Сузи с удовольствием оглядела несколько оглушенную великолепием ее коллекции Валери и повлекла гостью на кухню.
— Выпей-ка минералки, — весело предложила она. — Я же говорю, что мед очень сильное средство — от одного запаха может стать не по себе… Сиди, сиди! Хотела я тебя вином угостить, но с тебя на сегодня, пожалуй, хватит. Скажи-ка лучше: тебе-то самой твой доктор понравился?
11Винсент позвонил через четыре дня.
— Все верно! Вы оказались правы. Я нашел пергамент, где прозвище Оттона записано через капину! — Он помолчал и добавил уже не так бодро: — Сегодня вы не могли бы подъехать?
— К трем вам удобно? — откликнулась Валери.
— Замечательно! Встречу вас у музея!
После радостных, можно сказать, восторженных приветствий, заставивших Валери зарумяниться, он повел ее в подвал, но не к себе, а в другое помещение, служившее, видимо, лабораторией, где и показал пергамент, выглядевший ужасно древним.
Валери протянула руку, но Винсент торопливо остановил ее движение.
— Нет! Его нельзя трогать, — сказал он, словно извиняясь. — Просто смотрите на экран.
Пергамент был распялен на какой-то подставке и ярко освещен. Над ним была установлена видеокамера, и текст отражался на большом экране монитора.
— Но тут половина смыта! — воскликнула она.
Пергамент действительно выглядел неважно. Он явно побывал в пожаре: край обгорел, а буквы были размыты водой. Оттон Адлар — «Адларус», как было написано в пергаменте, — был одним из свидетелей, удостоверяющих подлинность чего-то (чего, Валери не уловила, да было это и неважно), поэтому его титул, имя, род и прозвище приводились полностью, дабы отличить от всех возможных Оттонов Адларов.
— Но тут нет капины, — сказала Валери, вглядываясь в надпись.
Винсент пошлепал клавишами клавиатуры, и на изображении проступили призрачные буквы и знаки, которых до этого не было видно; проявилась и капина над прозвищем Оттона.

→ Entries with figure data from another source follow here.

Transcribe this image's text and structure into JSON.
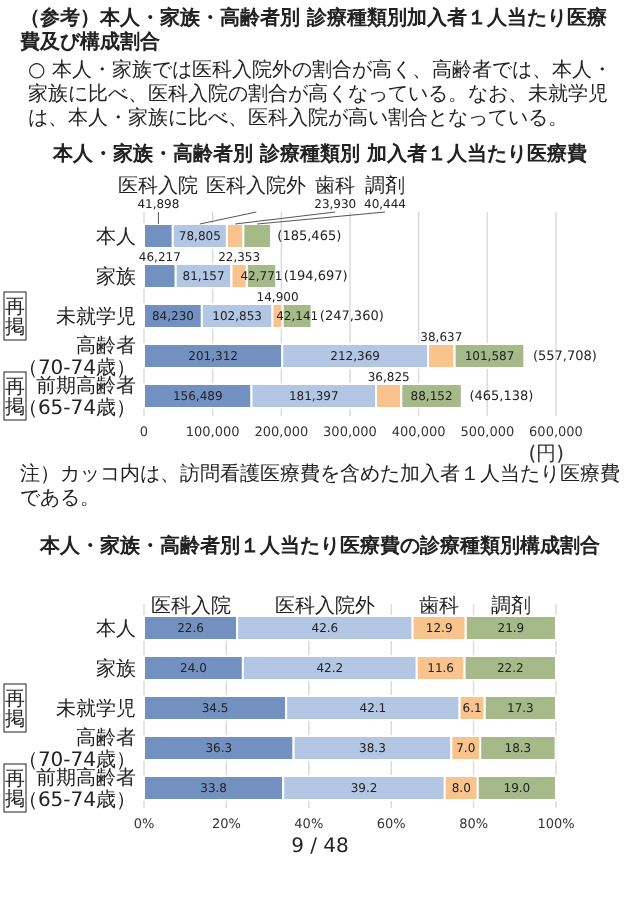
{
  "chart_data": [
    {
      "type": "other",
      "title": "（参考）本人・家族・高齢者別 診療種類別加入者１人当たり医療費及び構成割合",
      "annotations": [
        "○ 本人・家族では医科入院外の割合が高く、高齢者では、本人・家族に比べ、医科入院の割合が高くなっている。なお、未就学児は、本人・家族に比べ、医科入院が高い割合となっている。"
      ]
    },
    {
      "type": "bar",
      "orientation": "horizontal",
      "stacked": true,
      "title": "本人・家族・高齢者別 診療種類別 加入者１人当たり医療費",
      "xlabel": "(円)",
      "categories": [
        "本人",
        "家族",
        "未就学児",
        "高齢者（70-74歳）",
        "前期高齢者（65-74歳）"
      ],
      "series": [
        {
          "name": "医科入院",
          "color": "#7391c0",
          "values": [
            41898,
            46217,
            84230,
            201312,
            156489
          ],
          "value_labels": [
            "41,898",
            "46,217",
            "84,230",
            "201,312",
            "156,489"
          ]
        },
        {
          "name": "医科入院外",
          "color": "#b3c6e4",
          "values": [
            78805,
            81157,
            102853,
            212369,
            181397
          ],
          "value_labels": [
            "78,805",
            "81,157",
            "102,853",
            "212,369",
            "181,397"
          ]
        },
        {
          "name": "歯科",
          "color": "#f8c38d",
          "values": [
            23930,
            22353,
            14900,
            38637,
            36825
          ],
          "value_labels": [
            "23,930",
            "22,353",
            "14,900",
            "38,637",
            "36,825"
          ]
        },
        {
          "name": "調剤",
          "color": "#a6b989",
          "values": [
            40444,
            42771,
            42141,
            101587,
            88152
          ],
          "value_labels": [
            "40,444",
            "42,771",
            "42,141",
            "101,587",
            "88,152"
          ]
        }
      ],
      "xlim": [
        0,
        600000
      ],
      "xticks": [
        0,
        {
          "value": 100000,
          "label": "100,000"
        },
        {
          "value": 200000,
          "label": "200,000"
        },
        {
          "value": 300000,
          "label": "300,000"
        },
        {
          "value": 400000,
          "label": "400,000"
        },
        {
          "value": 500000,
          "label": "500,000"
        },
        {
          "value": 600000,
          "label": "600,000"
        }
      ],
      "grid": "x",
      "annotations": [
        "再掲",
        "再掲",
        {
          "text": "(185,465)",
          "x": 185465,
          "y": "本人"
        },
        {
          "text": "(194,697)",
          "x": 194697,
          "y": "家族"
        },
        {
          "text": "(247,360)",
          "x": 247360,
          "y": "未就学児"
        },
        {
          "text": "(557,708)",
          "x": 557708,
          "y": "高齢者（70-74歳）"
        },
        {
          "text": "(465,138)",
          "x": 465138,
          "y": "前期高齢者（65-74歳）"
        },
        "注）カッコ内は、訪問看護医療費を含めた加入者１人当たり医療費である。"
      ]
    },
    {
      "type": "bar",
      "orientation": "horizontal",
      "stacked": true,
      "title": "本人・家族・高齢者別１人当たり医療費の診療種類別構成割合",
      "categories": [
        "本人",
        "家族",
        "未就学児",
        "高齢者（70-74歳）",
        "前期高齢者（65-74歳）"
      ],
      "series": [
        {
          "name": "医科入院",
          "color": "#7391c0",
          "values": [
            22.6,
            24.0,
            34.5,
            36.3,
            33.8
          ],
          "value_labels": [
            "22.6",
            "24.0",
            "34.5",
            "36.3",
            "33.8"
          ]
        },
        {
          "name": "医科入院外",
          "color": "#b3c6e4",
          "values": [
            42.6,
            42.2,
            42.1,
            38.3,
            39.2
          ],
          "value_labels": [
            "42.6",
            "42.2",
            "42.1",
            "38.3",
            "39.2"
          ]
        },
        {
          "name": "歯科",
          "color": "#f8c38d",
          "values": [
            12.9,
            11.6,
            6.1,
            7.0,
            8.0
          ],
          "value_labels": [
            "12.9",
            "11.6",
            "6.1",
            "7.0",
            "8.0"
          ]
        },
        {
          "name": "調剤",
          "color": "#a6b989",
          "values": [
            21.9,
            22.2,
            17.3,
            18.3,
            19.0
          ],
          "value_labels": [
            "21.9",
            "22.2",
            "17.3",
            "18.3",
            "19.0"
          ]
        }
      ],
      "xlim": [
        0,
        100
      ],
      "xticks": [
        {
          "value": 0,
          "label": "0%"
        },
        {
          "value": 20,
          "label": "20%"
        },
        {
          "value": 40,
          "label": "40%"
        },
        {
          "value": 60,
          "label": "60%"
        },
        {
          "value": 80,
          "label": "80%"
        },
        {
          "value": 100,
          "label": "100%"
        }
      ],
      "grid": "x",
      "annotations": [
        "再掲",
        "再掲",
        "9 / 48"
      ]
    }
  ]
}
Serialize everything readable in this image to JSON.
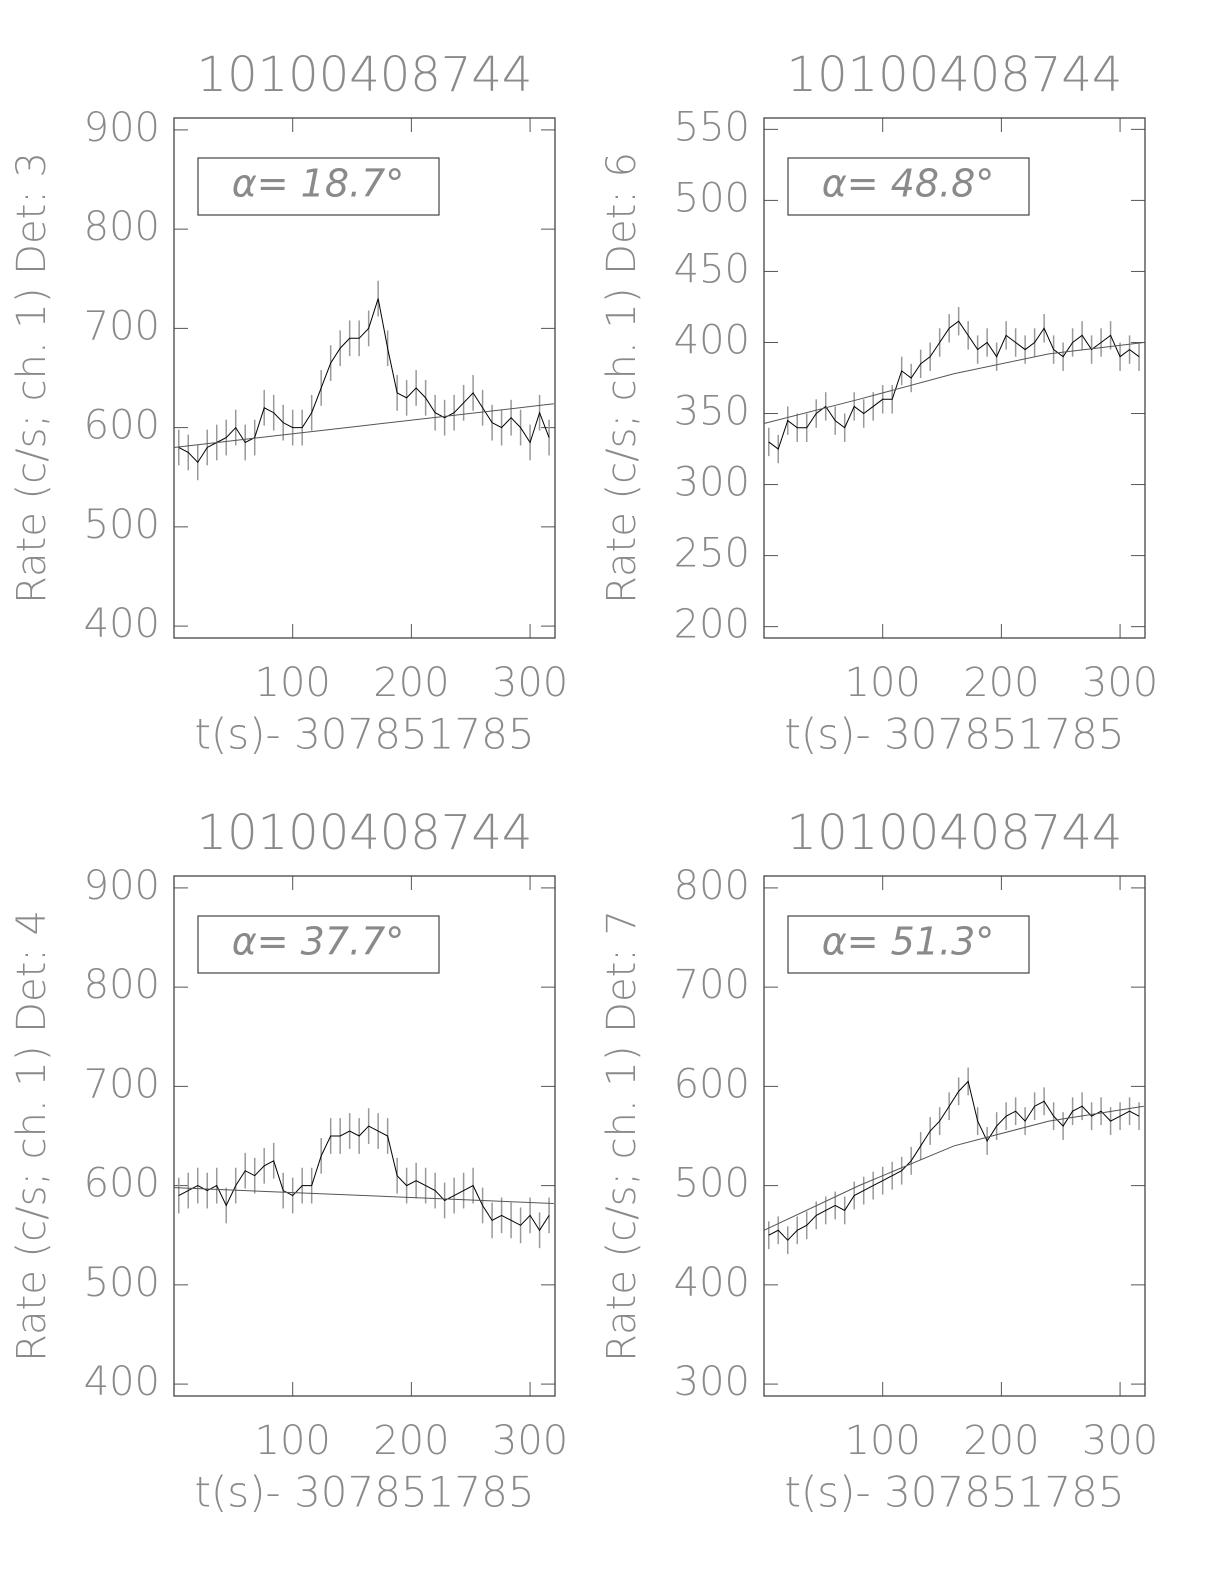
{
  "chart_data": [
    {
      "type": "line",
      "title": "10100408744",
      "xlabel": "t(s)- 307851785",
      "ylabel": "Rate (c/s; ch. 1) Det: 3",
      "annotation": "α= 18.7°",
      "x": [
        4,
        12,
        20,
        28,
        36,
        44,
        52,
        60,
        68,
        76,
        84,
        92,
        100,
        108,
        116,
        124,
        132,
        140,
        148,
        156,
        164,
        172,
        180,
        188,
        196,
        204,
        212,
        220,
        228,
        236,
        244,
        252,
        260,
        268,
        276,
        284,
        292,
        300,
        308,
        316
      ],
      "values": [
        580,
        575,
        565,
        580,
        585,
        590,
        600,
        585,
        590,
        620,
        615,
        605,
        600,
        600,
        615,
        640,
        665,
        680,
        690,
        690,
        700,
        730,
        680,
        635,
        630,
        640,
        630,
        615,
        610,
        615,
        625,
        635,
        620,
        605,
        600,
        610,
        600,
        585,
        615,
        590
      ],
      "error": 18,
      "color": "#000000",
      "error_color": "#999999",
      "fit": {
        "x": [
          0,
          80,
          160,
          240,
          320
        ],
        "values": [
          580,
          591,
          602,
          613,
          624
        ],
        "color": "#555555"
      },
      "xlim": [
        0,
        321
      ],
      "ylim": [
        388,
        912
      ],
      "xticks": [
        100,
        200,
        300
      ],
      "yticks": [
        400,
        500,
        600,
        700,
        800,
        900
      ]
    },
    {
      "type": "line",
      "title": "10100408744",
      "xlabel": "t(s)- 307851785",
      "ylabel": "Rate (c/s; ch. 1) Det: 6",
      "annotation": "α= 48.8°",
      "x": [
        4,
        12,
        20,
        28,
        36,
        44,
        52,
        60,
        68,
        76,
        84,
        92,
        100,
        108,
        116,
        124,
        132,
        140,
        148,
        156,
        164,
        172,
        180,
        188,
        196,
        204,
        212,
        220,
        228,
        236,
        244,
        252,
        260,
        268,
        276,
        284,
        292,
        300,
        308,
        316
      ],
      "values": [
        330,
        325,
        345,
        340,
        340,
        350,
        355,
        345,
        340,
        355,
        350,
        355,
        360,
        360,
        380,
        375,
        385,
        390,
        400,
        410,
        415,
        405,
        395,
        400,
        390,
        405,
        400,
        395,
        400,
        410,
        395,
        390,
        400,
        405,
        395,
        400,
        405,
        390,
        395,
        390
      ],
      "error": 10,
      "color": "#000000",
      "error_color": "#999999",
      "fit": {
        "x": [
          0,
          80,
          160,
          240,
          320
        ],
        "values": [
          343,
          360,
          378,
          392,
          400
        ],
        "color": "#555555"
      },
      "xlim": [
        0,
        321
      ],
      "ylim": [
        192,
        558
      ],
      "xticks": [
        100,
        200,
        300
      ],
      "yticks": [
        200,
        250,
        300,
        350,
        400,
        450,
        500,
        550
      ]
    },
    {
      "type": "line",
      "title": "10100408744",
      "xlabel": "t(s)- 307851785",
      "ylabel": "Rate (c/s; ch. 1) Det: 4",
      "annotation": "α= 37.7°",
      "x": [
        4,
        12,
        20,
        28,
        36,
        44,
        52,
        60,
        68,
        76,
        84,
        92,
        100,
        108,
        116,
        124,
        132,
        140,
        148,
        156,
        164,
        172,
        180,
        188,
        196,
        204,
        212,
        220,
        228,
        236,
        244,
        252,
        260,
        268,
        276,
        284,
        292,
        300,
        308,
        316
      ],
      "values": [
        590,
        595,
        600,
        595,
        600,
        580,
        600,
        615,
        610,
        620,
        625,
        595,
        590,
        600,
        600,
        630,
        650,
        650,
        655,
        650,
        660,
        655,
        650,
        610,
        600,
        605,
        600,
        595,
        585,
        590,
        595,
        600,
        580,
        565,
        570,
        565,
        560,
        570,
        555,
        570
      ],
      "error": 18,
      "color": "#000000",
      "error_color": "#999999",
      "fit": {
        "x": [
          0,
          80,
          160,
          240,
          320
        ],
        "values": [
          598,
          594,
          590,
          586,
          582
        ],
        "color": "#555555"
      },
      "xlim": [
        0,
        321
      ],
      "ylim": [
        388,
        912
      ],
      "xticks": [
        100,
        200,
        300
      ],
      "yticks": [
        400,
        500,
        600,
        700,
        800,
        900
      ]
    },
    {
      "type": "line",
      "title": "10100408744",
      "xlabel": "t(s)- 307851785",
      "ylabel": "Rate (c/s; ch. 1) Det: 7",
      "annotation": "α= 51.3°",
      "x": [
        4,
        12,
        20,
        28,
        36,
        44,
        52,
        60,
        68,
        76,
        84,
        92,
        100,
        108,
        116,
        124,
        132,
        140,
        148,
        156,
        164,
        172,
        180,
        188,
        196,
        204,
        212,
        220,
        228,
        236,
        244,
        252,
        260,
        268,
        276,
        284,
        292,
        300,
        308,
        316
      ],
      "values": [
        450,
        455,
        445,
        455,
        460,
        470,
        475,
        480,
        475,
        490,
        495,
        500,
        505,
        510,
        515,
        525,
        540,
        555,
        565,
        580,
        595,
        605,
        565,
        545,
        560,
        570,
        575,
        565,
        580,
        585,
        570,
        560,
        575,
        580,
        570,
        575,
        565,
        570,
        575,
        570
      ],
      "error": 14,
      "color": "#000000",
      "error_color": "#999999",
      "fit": {
        "x": [
          0,
          80,
          160,
          240,
          320
        ],
        "values": [
          455,
          500,
          540,
          565,
          580
        ],
        "color": "#555555"
      },
      "xlim": [
        0,
        321
      ],
      "ylim": [
        288,
        812
      ],
      "xticks": [
        100,
        200,
        300
      ],
      "yticks": [
        300,
        400,
        500,
        600,
        700,
        800
      ]
    }
  ]
}
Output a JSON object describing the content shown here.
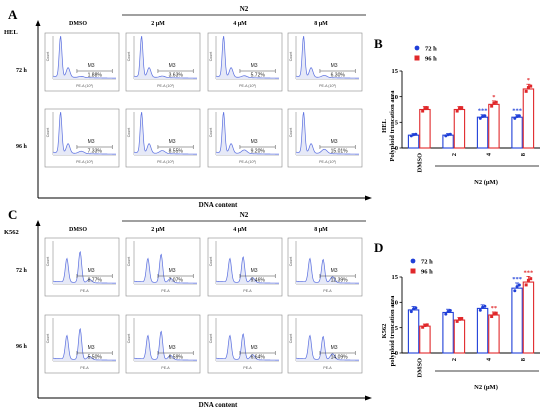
{
  "panels": {
    "A": {
      "letter": "A",
      "cell_line": "HEL",
      "treatment_group": "N2",
      "columns": [
        "DMSO",
        "2 μM",
        "4 μM",
        "8 μM"
      ],
      "rows": [
        "72 h",
        "96 h"
      ],
      "xlabel": "DNA content",
      "hist_xlabel": "PE-A (10³)",
      "hist_ylabel": "Count",
      "gate": "M3",
      "values": [
        [
          "1.88%",
          "3.63%",
          "5.72%",
          "6.30%"
        ],
        [
          "7.33%",
          "8.55%",
          "9.20%",
          "15.01%"
        ]
      ]
    },
    "B": {
      "letter": "B",
      "series_name_1": "72 h",
      "series_name_2": "96 h",
      "ylabel_line1": "HEL",
      "ylabel_line2": "Polyploid truncation area",
      "xlabel": "N2 (μM)"
    },
    "C": {
      "letter": "C",
      "cell_line": "K562",
      "treatment_group": "N2",
      "columns": [
        "DMSO",
        "2 μM",
        "4 μM",
        "8 μM"
      ],
      "rows": [
        "72 h",
        "96 h"
      ],
      "xlabel": "DNA content",
      "hist_xlabel": "PE-A",
      "hist_ylabel": "Count",
      "gate": "M3",
      "values": [
        [
          "8.77%",
          "7.07%",
          "9.46%",
          "12.39%"
        ],
        [
          "5.50%",
          "6.59%",
          "6.64%",
          "14.09%"
        ]
      ]
    },
    "D": {
      "letter": "D",
      "series_name_1": "72 h",
      "series_name_2": "96 h",
      "ylabel_line1": "K562",
      "ylabel_line2": "polyploid truncation area",
      "xlabel": "N2 (μM)"
    }
  },
  "colors": {
    "series_72h": "#1f3fd8",
    "series_96h": "#e0282b",
    "histogram": "#5a6fe0",
    "histogram_fill": "#e6e9f7"
  },
  "chart_data": [
    {
      "panel": "B",
      "type": "bar",
      "categories": [
        "DMSO",
        "2",
        "4",
        "8"
      ],
      "series": [
        {
          "name": "72 h",
          "values": [
            2.5,
            2.5,
            6.0,
            6.0
          ],
          "significance": [
            "",
            "",
            "***",
            "***"
          ]
        },
        {
          "name": "96 h",
          "values": [
            7.5,
            7.5,
            8.5,
            11.5
          ],
          "significance": [
            "",
            "",
            "*",
            "*"
          ]
        }
      ],
      "ylim": [
        0,
        15
      ],
      "yticks": [
        0,
        5,
        10,
        15
      ],
      "ylabel": "Polyploid truncation area",
      "xlabel": "N2 (μM)",
      "legend_position": "top-left"
    },
    {
      "panel": "D",
      "type": "bar",
      "categories": [
        "DMSO",
        "2",
        "4",
        "8"
      ],
      "series": [
        {
          "name": "72 h",
          "values": [
            8.5,
            8.0,
            8.8,
            12.8
          ],
          "significance": [
            "",
            "",
            "",
            "***"
          ]
        },
        {
          "name": "96 h",
          "values": [
            5.3,
            6.5,
            7.5,
            14.0
          ],
          "significance": [
            "",
            "",
            "**",
            "***"
          ]
        }
      ],
      "ylim": [
        0,
        15
      ],
      "yticks": [
        0,
        5,
        10,
        15
      ],
      "ylabel": "polyploid truncation area",
      "xlabel": "N2 (μM)",
      "legend_position": "top-left"
    }
  ]
}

— И как это раньше читалось? — спросила Валери.
— «Коравас», «кривой», — пояснил Винсент. — А если с титлом, как написано в пергаменте с легендой, то произносится совсем по-другому: «Хравас», то есть «хромой». После реформы алфавита в тысяча триста сорок седьмом году титл, капина и цирколь, надстрочный кружок, были отменены, а слова «кривой» и «хромой» приняли современное написание.